B. Mahkemece Bozmaya Uyularak Verilen İkinci Karar
Mahkemece 18.01.2018 tarihli ve 2017/7 Esas, 2018/27 Karar sayılı kararı ile davanın kabulüne karar verilmiştir.
C. İkinci Bozma Kararı
1.Mahkemenin 18.01.2018 tarihli ve 2017/7 Esas, 2018/27 Karar sayılı kararına karşı taraf vekilleri temyiz isteminde bulunmuştur.

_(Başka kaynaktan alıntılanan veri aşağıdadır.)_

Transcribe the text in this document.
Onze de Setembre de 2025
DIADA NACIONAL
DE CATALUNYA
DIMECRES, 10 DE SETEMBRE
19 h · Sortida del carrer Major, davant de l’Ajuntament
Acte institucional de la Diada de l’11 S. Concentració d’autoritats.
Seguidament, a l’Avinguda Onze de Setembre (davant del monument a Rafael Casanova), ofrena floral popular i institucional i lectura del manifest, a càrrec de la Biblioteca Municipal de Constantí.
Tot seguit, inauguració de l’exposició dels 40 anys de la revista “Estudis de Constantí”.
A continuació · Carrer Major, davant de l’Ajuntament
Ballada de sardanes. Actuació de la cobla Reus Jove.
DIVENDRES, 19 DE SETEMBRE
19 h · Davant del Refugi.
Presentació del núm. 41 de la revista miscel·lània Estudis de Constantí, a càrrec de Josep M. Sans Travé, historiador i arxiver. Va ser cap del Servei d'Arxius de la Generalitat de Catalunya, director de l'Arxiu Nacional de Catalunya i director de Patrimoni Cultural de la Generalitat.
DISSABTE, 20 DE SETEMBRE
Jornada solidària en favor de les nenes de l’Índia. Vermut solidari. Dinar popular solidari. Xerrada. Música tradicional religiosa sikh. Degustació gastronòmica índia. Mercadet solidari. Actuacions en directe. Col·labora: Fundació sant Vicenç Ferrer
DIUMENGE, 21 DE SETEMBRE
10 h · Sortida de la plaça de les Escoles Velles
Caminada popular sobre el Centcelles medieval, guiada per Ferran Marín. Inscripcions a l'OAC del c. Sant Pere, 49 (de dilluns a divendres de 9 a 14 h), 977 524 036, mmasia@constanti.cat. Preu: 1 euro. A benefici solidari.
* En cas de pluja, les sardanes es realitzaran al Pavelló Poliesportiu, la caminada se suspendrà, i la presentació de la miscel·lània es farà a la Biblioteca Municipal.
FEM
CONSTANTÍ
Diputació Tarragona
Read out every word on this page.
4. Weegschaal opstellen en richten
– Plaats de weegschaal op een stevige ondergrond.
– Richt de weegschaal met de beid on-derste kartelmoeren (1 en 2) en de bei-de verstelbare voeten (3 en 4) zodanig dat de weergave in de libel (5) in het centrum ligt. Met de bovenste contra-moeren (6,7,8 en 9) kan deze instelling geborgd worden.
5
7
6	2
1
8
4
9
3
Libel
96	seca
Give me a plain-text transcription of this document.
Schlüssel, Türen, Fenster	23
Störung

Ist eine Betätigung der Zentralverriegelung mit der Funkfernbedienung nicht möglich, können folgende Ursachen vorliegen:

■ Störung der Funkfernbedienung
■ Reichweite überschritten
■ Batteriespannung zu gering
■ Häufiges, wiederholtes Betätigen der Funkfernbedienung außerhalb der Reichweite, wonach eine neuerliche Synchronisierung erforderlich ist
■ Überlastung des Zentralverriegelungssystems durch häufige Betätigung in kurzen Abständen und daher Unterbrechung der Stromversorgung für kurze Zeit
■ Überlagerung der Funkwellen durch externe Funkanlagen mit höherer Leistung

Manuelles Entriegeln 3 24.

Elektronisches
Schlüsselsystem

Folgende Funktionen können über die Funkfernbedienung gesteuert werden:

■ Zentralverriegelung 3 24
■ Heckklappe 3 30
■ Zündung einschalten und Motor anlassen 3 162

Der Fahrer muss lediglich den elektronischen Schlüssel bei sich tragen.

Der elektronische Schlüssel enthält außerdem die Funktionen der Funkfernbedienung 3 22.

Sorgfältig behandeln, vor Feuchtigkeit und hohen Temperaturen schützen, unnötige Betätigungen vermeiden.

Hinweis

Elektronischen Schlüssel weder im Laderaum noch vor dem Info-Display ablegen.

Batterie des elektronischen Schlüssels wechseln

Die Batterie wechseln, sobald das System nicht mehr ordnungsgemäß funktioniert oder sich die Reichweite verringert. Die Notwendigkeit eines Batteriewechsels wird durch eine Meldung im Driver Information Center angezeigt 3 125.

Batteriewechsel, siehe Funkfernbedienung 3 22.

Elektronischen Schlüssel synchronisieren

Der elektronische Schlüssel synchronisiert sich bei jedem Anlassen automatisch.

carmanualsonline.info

2. Dairemizce yapılan inceleme sonucunda; daha önce Dairemizin 2017/6534 Esas, 2018/758 Karar sayılı dosyası ile incelenen Adana 6. Asliye Hukuk Mahkemesinin 2015/199 Esas sayılı dosyasına gelen belediye yazısına göre, hükme esas alınan bilirkişi kurulunca emsal kabul edilen ...Mahallesi 5515 ada 338 parsel sayılı taşınmazın da dava konusu taşınmaz gibi kadastro parseli olduğu anlaşılmakla, emsal karşılaştırması sonucu tespit edilen bedelden düzenleme ortaklık payı düşülmeden dava konusu taşınmazın değeri 1.434,31 TL/m² üzerinden hesaplanması gerekirken düzenleme ortaklık payı düşülmesi nedeniyle eksik bedel tespiti, davacı idarenin temyizi üzerine bozulan ilk mahkeme kararında dava konusu taşınmaz üzerinde bulunan yapı ve ağaçların bedeli toplam 23.877,50 TL olarak belirlenmiş iken, davacı idarenin lehine oluşan usuli kazanılmış hak dikkate alınmayarak bu kez 25.023,25TL bedel tespit eden rapor esas alınmak suretiyle fazlaya hükmedilmesi, tespit edilen kamulaştırma bedeline 18.05.2014 tarihinden ilk karar tarihi olan 22.10.2014 tarihine kadar yasal faiz yürütülmesi gerektiğinin düşünülmemesi ve davacı idarece fazla ödenen bedelin iadesine karar verilmesi gerektiğinin düşünülmemesi doğru görülmediğinden kararın bozulmasına karar verilmiştir.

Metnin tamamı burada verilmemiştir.